Leaf longevity (LL) varies more than 20-fold in tropical evergreen forests, but it remains unclear how to capture these variations using predictive models. Current theories of LL that are based on carbon optimisation principles are challenging to quantitatively assess because of uncertainty across species in the 'ageing rate:' the rate at which leaf photosynthetic capacity declines with age. Here, we present a meta-analysis of 49 species across temperate and tropical biomes, demonstrating that the ageing rate of photosynthetic capacity is positively correlated with the mass-based carboxylation rate of mature leaves.
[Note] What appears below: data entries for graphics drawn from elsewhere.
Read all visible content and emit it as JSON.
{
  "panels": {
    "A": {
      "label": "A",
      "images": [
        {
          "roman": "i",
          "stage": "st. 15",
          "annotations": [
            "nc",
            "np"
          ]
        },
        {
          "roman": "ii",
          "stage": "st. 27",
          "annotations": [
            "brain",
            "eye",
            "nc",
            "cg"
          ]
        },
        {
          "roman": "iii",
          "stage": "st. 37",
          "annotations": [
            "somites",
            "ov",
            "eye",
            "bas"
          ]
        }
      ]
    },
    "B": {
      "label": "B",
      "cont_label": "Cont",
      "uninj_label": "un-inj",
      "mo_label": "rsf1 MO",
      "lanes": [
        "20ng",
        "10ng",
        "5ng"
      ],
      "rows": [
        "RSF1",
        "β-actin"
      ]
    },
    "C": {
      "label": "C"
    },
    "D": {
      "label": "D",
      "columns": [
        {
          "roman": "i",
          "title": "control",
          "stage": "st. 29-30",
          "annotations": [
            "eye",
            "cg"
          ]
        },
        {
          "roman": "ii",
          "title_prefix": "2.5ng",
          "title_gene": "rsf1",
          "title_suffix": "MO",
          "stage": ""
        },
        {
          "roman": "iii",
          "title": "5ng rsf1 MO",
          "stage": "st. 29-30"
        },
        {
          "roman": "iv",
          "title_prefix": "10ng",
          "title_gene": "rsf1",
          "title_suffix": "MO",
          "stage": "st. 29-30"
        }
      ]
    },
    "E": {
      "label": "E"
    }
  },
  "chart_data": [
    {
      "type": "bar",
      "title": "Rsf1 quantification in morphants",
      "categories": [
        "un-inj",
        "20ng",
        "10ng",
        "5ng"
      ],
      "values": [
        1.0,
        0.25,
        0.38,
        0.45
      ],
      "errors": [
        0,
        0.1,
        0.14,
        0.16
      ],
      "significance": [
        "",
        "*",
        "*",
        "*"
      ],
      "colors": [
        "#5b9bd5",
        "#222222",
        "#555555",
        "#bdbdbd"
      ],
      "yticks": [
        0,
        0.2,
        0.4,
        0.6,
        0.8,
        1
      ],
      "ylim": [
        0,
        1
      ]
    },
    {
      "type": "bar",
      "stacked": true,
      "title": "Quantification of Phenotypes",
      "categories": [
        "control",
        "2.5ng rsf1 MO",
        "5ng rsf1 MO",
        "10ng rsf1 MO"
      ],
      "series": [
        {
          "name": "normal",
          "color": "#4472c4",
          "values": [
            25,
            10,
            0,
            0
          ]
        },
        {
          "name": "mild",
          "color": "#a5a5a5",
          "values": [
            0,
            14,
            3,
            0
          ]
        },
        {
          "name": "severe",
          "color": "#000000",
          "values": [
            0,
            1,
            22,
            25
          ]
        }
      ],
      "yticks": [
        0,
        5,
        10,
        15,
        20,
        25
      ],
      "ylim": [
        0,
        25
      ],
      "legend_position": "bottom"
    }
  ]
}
We assess an improved trait-driven carbon optimality model with in situLL data for 105 species in two Panamanian forests. We show that our model explains over 40% of the cross-species variation in LL under contrasting light environment. Collectively, our results reveal how variation in LL emerges from carbon optimisation constrained by both leaf structural traits and abiotic environment.
在热带常绿森林中,叶片寿命(LL)的差异超过20倍,但目前尚不清楚如何利用预测模型来捕捉这些差异。当前基于碳优化原则的叶片寿命理论难以进行定量评估,因为不同物种的“衰老速率”存在不确定性,即叶片光合能力随年龄下降的速率。在此,我们对温带和热带生物群落中的49个物种进行了荟萃分析,结果表明光合能力的衰老速率与成熟叶片基于质量的羧化速率呈正相关。我们用巴拿马两个森林中105个物种的原位叶片寿命数据评估了一个改进的性状驱动的碳最优模型。我们发现,在不同光照环境下,我们的模型能够解释超过40%的跨物种叶片寿命差异。总体而言,我们的研究结果揭示了叶片寿命的差异是如何由叶片结构性状和非生物环境共同限制的碳优化过程产生的。